Analysts expect the decrease in volume across all segments to impact both the company's revenue and bottom-line. They see a 28-30 per cent year-on-year (y-o-y) fall in net profit and 13-16 per cent dip in revenue for the period under review. CLICK HERE TO READ FULL REPORT.
Fitch Ratings has downgraded the Long Term Issuer Default Rating of Tata Motors to “BB-" from “BB". The ratings agency has also removed the automaker’s previous Rating Watch Negative (RWN) status, where it was placed on February 6, 2019.

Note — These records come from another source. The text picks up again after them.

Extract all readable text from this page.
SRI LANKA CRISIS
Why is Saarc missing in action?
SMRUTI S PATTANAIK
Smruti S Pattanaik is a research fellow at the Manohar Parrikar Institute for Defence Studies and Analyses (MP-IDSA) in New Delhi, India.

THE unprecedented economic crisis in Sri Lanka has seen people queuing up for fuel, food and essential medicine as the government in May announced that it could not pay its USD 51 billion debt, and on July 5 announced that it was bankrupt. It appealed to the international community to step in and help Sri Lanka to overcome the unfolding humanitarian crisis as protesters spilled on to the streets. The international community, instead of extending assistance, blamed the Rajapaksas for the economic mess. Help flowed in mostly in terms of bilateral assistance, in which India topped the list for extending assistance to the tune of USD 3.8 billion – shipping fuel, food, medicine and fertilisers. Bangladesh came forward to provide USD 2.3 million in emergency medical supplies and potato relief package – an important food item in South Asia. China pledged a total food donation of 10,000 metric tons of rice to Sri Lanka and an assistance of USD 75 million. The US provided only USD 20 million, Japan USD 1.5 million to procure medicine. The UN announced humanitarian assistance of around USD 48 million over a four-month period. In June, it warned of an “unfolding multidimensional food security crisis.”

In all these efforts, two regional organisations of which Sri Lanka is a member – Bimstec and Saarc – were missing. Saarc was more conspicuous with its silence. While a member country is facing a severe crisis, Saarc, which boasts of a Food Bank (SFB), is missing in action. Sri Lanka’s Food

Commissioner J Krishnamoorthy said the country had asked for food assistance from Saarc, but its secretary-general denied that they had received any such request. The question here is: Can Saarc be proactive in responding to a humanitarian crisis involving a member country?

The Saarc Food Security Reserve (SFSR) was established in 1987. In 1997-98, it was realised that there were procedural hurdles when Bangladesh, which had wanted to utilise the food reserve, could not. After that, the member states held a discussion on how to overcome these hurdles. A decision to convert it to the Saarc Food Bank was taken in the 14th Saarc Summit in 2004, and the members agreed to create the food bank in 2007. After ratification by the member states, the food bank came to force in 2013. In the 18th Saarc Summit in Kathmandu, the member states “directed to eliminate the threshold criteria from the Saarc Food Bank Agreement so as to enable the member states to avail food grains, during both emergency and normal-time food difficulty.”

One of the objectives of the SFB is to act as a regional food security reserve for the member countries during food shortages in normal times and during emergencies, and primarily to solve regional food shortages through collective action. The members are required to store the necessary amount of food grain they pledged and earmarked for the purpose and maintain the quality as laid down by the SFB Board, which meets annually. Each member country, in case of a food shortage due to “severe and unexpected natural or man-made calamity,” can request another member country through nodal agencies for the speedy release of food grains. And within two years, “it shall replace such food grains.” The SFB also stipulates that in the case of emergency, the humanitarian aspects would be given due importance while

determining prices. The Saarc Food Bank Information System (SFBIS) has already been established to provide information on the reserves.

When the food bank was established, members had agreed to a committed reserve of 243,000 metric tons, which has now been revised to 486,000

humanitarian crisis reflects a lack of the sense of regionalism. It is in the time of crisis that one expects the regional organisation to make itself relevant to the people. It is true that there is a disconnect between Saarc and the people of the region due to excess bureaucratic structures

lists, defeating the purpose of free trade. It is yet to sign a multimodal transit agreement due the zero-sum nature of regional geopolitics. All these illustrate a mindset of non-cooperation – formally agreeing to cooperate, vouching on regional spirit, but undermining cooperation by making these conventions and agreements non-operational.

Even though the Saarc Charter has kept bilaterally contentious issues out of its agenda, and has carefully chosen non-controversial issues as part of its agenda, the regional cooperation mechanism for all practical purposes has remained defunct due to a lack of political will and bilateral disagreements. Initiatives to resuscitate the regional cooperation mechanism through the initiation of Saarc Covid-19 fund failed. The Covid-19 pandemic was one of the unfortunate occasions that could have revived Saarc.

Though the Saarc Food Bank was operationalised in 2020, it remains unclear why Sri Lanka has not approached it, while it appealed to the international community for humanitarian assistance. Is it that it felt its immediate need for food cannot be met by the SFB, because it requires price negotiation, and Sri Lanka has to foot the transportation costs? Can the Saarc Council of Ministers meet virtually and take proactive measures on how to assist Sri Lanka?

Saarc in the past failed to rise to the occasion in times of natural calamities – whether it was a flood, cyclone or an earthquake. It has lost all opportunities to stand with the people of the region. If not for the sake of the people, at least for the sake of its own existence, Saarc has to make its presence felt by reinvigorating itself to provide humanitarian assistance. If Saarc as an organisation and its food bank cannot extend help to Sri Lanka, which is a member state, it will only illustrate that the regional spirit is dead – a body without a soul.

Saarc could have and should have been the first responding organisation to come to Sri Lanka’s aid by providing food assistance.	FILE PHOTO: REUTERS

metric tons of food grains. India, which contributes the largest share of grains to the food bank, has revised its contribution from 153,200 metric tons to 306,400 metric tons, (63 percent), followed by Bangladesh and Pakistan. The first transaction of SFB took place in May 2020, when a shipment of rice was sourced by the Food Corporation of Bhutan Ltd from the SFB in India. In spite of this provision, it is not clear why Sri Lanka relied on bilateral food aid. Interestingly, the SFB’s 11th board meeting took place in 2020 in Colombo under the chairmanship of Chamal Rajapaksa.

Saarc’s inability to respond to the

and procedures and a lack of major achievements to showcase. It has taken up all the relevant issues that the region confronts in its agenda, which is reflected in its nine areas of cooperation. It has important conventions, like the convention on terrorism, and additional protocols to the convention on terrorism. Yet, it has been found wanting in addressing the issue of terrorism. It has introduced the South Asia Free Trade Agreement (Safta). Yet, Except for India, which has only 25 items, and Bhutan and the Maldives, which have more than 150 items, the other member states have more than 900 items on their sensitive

“The downgrade reflects the reduction in Fitch's expectations for Tata Motors' profitability and free cash generation in the next two to three years. Fitch revised its estimates because business risks have increased in both its India operations and its fully-owned UK-based subsidiary, Jaguar Land Rover (JLR) Automotive plc (JLR, BB-/Negative), while Tata Motors is likely to invest to bolster its long-term competitiveness. This will result in sustained deterioration in Tata Motors’ financial profile, including its leverage,” rating agency said in a release.
Meanwhile, Tata Motors in 2019 annual report said, from 2020, JLR will be introducing its next-generation modular architecture, which will streamline engineering and manufacturing processes and reduce complexity with the aim to reduce costs and improve quality. JLR have invested intensively to prepare for the move from the internal combustion engine to autonomous, connected, electrified and shared mobility or "ICE" to "ACES".
The stock has underperformed the market in the last three months, by falling 38 per cent from its recent high of Rs 236 on April 18, 2019. In comparison, the S&P BSE Sensex has slipped 3 per cent during the same period.
At 10:32 am, Tata Motors was trading 2 per cent lower at Rs 149, against a 0.39 per cent rise in the benchmark index. A combined 13 million shares changed hands on the counter on the BSE and NSE so far.